Pivoting airlines

Among the publicly available datasets on the Australian Government's open data portal is a periodically updated table of "on time performance" data for Australia's domestic airlines.

The busiest flying route in Australia is Sydney-Melbourne/Melbourne-Sydney, and the two biggest passenger carriers on that route are Qantas and Virgin Australia. To compare their performances I downloaded the latest table (otptimeseriesweb.csv, 20 May 2018) and converted the CSV to a TSV. I then selected Qantas and Virgin Australia from the "Airline" field and Melbourne-Sydney and Sydney-Melbourne from the "Route" field, and pruned the table (now called "sydmel") to the following 11 fields:

1    Route
2    Airline
3    Sectors_Scheduled
4    Sectors_Flown
5    Cancellations
6    Departures_On_Time
7    Arrivals_On_Time
8    Departures_Delayed
9    Arrivals_Delayed
10   Year
11   Month_Num

The reduced dataset covers the 172 months from January 2004 to April 2018. What I wanted from the dataset was delays and cancellations neatly broken down by year, route and airline. I also had...er... one small additional requirement. I wanted to generate each table in the terminal with a single AWK command.

Below is a screenshot of the "Departures_Delayed" AWK command and its output. (The command is explained later in this post.) Note that A flight departure is counted as "on time" if it departs the gate before 15 minutes after the scheduled departure time shown in the carriers' schedule, according to the data publishers.


The "Arrivals_Delayed" and "Cancellations" summaries had similar patterns to "Departures_Delayed". There wasn't a huge or consistent difference in performance between Qantas and Virgin Australia. Qantas was better than Virgin in some years and worse in others. But look at Qantas' performance in 2008 (above)! What happened? As shown below, the 2008 blow-out in delays had a mid-year peak:


Was it really that bad? Were half the Sydney-Melbourne Qantas flights delayed in July? Yes indeed: the raw data were 410 delayed departures out of 826 flights. According to the Qantas annual report for 2007-2008, During the final quarter of the [financial] year, an industrial dispute between Qantas and the Australian Licensed Aircraft Engineers Association affected the reliability of the network. In the 2008-2009 annual report, Our customers...experienced punctuality issues deriving from a long-running engineering industrial dispute and subsequent maintenance backlog...

Love that Qantas corporate-speak. Next time I'm late for an appointment I'll say Sorry, I'm experiencing a punctuality issue.
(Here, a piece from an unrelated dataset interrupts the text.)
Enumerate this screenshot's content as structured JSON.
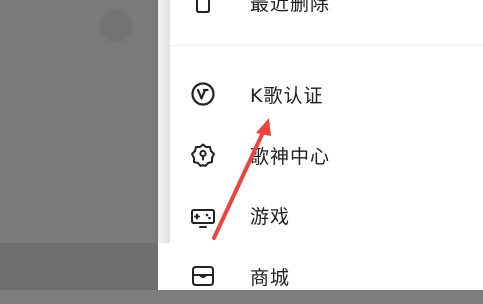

Here's the AWK command for the delayed departure table, "exploded" so its parts are more easily seen:

awk -F"\t" \
-v qan="Qantas" -v vir="Virgin Australia" \
-v syd="Sydney-Melbourne" -v mel="Melbourne-Sydney" \
'NR>1 {a[$10]=$11; b[$10][$2][$1]+=(100*$8/$4)} \
END {print "\nDelayed departures as % of sectors flown\n\n \
\tSyd-Mel\t\tMel-Syd\nYear\tQantas\tVirgin\tQantas\tVirgin"; \
for (i in b) printf "%s\t%4.1f\t%4.1f\t%4.1f\t%4.1f\n", \
i, \
b[i][qan][syd]/a[i], \
b[i][vir][syd]/a[i], \
b[i][qan][mel]/a[i], \
b[i][vir][mel]/a[i]}; \
print "(1st 4 months only for 2018)"}' sydmel

I first tell AWK that the field separator in the table "sydmel" is the tab character (-F"\t"). I then define 4 variables that store the 2 values each in the "Airline" and "Route" fields. Those values will be used later in the command and storing them as 3-letter variables saves me some typing.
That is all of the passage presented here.